Swiss and French Mechanical Watchmaking Awarded UNESCO Intangible Heritage Status
Paying tribute to an exquisite craftsmanship which has existed for centuries in the Jura mountain region straddling Switzerland and France, the refined art of Swiss and French mechanical watchmaking has been bestowed the UNESCO intangible heritage status. According to UNESCO, the art of mechanical watchmaking sits at a “crossroads of science, art and technology”.
In 2019, Switzerland and France had presented a joint application for their centuries-old cross-border watchmaking craft to be included on the list. Their listing covers the skills related to the craftsmanship of mechanical watchmaking and art mechanics, which are used to create watches, clocks and other objects designed to measure and indicate time.
Even before the listing, the art and craft of mechanical watchmaking had already been practiced for centuries along the Swiss-French Jura Arc, stretching from Geneva to Basel. It was in that very region where French theologian Jean Calvin, the influential reformer in Geneva during the Protestant Reformation, played a crucial role in embedding watchmaking in the region.

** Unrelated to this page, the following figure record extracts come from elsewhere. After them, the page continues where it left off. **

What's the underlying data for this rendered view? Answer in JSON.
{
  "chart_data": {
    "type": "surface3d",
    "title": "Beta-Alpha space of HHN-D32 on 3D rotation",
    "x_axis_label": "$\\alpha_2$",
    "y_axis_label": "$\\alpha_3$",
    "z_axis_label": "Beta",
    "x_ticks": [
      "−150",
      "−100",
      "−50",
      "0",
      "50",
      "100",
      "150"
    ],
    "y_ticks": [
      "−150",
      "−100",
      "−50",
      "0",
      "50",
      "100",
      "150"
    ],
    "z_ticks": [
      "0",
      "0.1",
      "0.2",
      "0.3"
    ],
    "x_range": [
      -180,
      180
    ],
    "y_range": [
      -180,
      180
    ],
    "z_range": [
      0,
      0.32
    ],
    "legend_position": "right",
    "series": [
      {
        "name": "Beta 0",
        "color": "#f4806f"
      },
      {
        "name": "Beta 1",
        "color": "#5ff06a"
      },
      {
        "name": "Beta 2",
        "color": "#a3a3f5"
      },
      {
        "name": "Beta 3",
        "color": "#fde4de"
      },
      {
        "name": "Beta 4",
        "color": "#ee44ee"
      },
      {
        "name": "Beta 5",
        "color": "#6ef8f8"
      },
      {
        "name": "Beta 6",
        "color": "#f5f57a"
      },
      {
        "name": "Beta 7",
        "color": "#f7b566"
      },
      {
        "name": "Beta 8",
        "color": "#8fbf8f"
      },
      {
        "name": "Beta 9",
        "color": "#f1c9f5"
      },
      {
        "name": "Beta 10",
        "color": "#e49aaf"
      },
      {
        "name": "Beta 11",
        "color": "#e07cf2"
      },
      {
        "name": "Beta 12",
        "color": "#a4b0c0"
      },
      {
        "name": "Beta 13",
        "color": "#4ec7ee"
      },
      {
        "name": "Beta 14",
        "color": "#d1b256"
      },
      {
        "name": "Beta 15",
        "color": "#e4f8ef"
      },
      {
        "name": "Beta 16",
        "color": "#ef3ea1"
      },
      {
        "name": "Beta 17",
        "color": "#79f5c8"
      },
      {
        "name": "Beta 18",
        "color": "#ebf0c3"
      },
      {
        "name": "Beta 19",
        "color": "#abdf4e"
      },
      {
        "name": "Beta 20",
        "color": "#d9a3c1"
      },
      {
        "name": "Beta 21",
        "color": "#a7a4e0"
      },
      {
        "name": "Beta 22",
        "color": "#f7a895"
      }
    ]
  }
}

By banning the wearing of ornamental objects in 1541, he “in effect forced goldsmiths and other jewellers to turn to a different art: that of watchmaking,” the Federation of the Swiss Watch Industry explained. Back then, Protestants fleeing prosecution in France also fled into the city, bringing their watchmaking skills with them.
Today, the Jura region remains bustling with watchmaking companies, big and small, with highly qualified craftspeople and a multitude of training options.
In Switzerland alone, 57,500 people are employed in the sector, which counts a broad range of professions that are needed to assemble the casings and internal mechanics of a precision timepiece.